Not everyone agrees that India needs to build its own frontier models. Hemant Mohapatra, a partner at Lightspeed Venture Partners, argued that talent and compute access matter more than capital for building competitive AI. India has the engineering workforce, but the compute gap is significant, and closing it requires either massive domestic investment or continued access to foreign cloud infrastructure.

Anthropic opened a Bengaluru office as part of its India expansion, and the TCS partnership was designed to be a cornerstone of its enterprise strategy in the country. Whether those plans survive the suspension intact depends on how quickly Anthropic can restore access and whether Indian enterprises still trust a provider whose most capable models can vanish overnight.

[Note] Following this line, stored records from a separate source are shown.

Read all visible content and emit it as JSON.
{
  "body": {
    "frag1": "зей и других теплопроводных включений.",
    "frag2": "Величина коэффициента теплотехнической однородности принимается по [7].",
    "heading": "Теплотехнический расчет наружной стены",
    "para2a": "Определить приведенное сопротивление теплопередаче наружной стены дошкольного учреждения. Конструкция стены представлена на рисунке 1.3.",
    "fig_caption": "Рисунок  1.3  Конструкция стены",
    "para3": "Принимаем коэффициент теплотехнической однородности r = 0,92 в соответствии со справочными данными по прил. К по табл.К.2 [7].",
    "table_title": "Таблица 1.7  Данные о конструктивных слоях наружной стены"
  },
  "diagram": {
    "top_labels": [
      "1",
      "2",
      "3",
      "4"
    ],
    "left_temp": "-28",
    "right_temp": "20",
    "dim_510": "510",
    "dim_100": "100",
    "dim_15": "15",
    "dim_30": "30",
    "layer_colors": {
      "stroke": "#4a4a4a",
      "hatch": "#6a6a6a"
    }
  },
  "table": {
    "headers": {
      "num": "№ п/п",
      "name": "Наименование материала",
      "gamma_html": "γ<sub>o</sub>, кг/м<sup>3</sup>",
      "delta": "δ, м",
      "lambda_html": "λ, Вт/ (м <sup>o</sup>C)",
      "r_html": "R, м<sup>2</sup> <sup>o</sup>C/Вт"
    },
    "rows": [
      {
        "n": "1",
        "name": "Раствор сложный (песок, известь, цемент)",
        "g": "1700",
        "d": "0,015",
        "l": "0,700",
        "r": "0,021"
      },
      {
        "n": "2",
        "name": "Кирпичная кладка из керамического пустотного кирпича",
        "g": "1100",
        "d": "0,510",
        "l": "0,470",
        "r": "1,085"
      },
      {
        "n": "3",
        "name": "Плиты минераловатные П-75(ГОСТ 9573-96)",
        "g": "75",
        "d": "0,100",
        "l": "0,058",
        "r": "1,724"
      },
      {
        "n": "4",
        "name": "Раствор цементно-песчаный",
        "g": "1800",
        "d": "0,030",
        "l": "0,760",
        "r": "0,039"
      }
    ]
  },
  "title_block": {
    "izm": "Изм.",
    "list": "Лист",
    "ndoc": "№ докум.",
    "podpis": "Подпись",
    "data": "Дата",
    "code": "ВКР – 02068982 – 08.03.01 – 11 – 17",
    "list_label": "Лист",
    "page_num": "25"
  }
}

The broader pattern is unmistakable. The US has spent four years tightening controls on AI technology, from chip export restrictions to model-level interventions. Each escalation pushes more countries toward the conclusion that dependence on American AI infrastructure carries political risk. India, with its 1.4 billion people and rapidly growing technology sector, is now asking whether it can afford that risk, and what it would cost to eliminate it.

The Opendoor layoffs in June 2026, which shut the company’s India office and affected roughly 250 employees, added another dimension. CEO Kaz Nejatian cited AI-native teams as the reason, suggesting that some US companies are using AI to reduce their reliance on Indian engineering talent at the same time that India is debating its reliance on American AI. The relationship is becoming less complementary and more competitive.

For now, the sovereign AI proposals remain proposals. Pai’s fund has no legislative vehicle, Vembu’s call for open-source adoption has no coordinated policy framework, and the IndiaAI Mission’s GPU deployment is still in early stages.

But the Anthropic suspension has done something that years of policy papers and conference speeches could not: it has given the sovereign AI movement a concrete, recent, and viscerally felt example of why dependence on foreign AI is a strategic liability. The debate is no longer theoretical.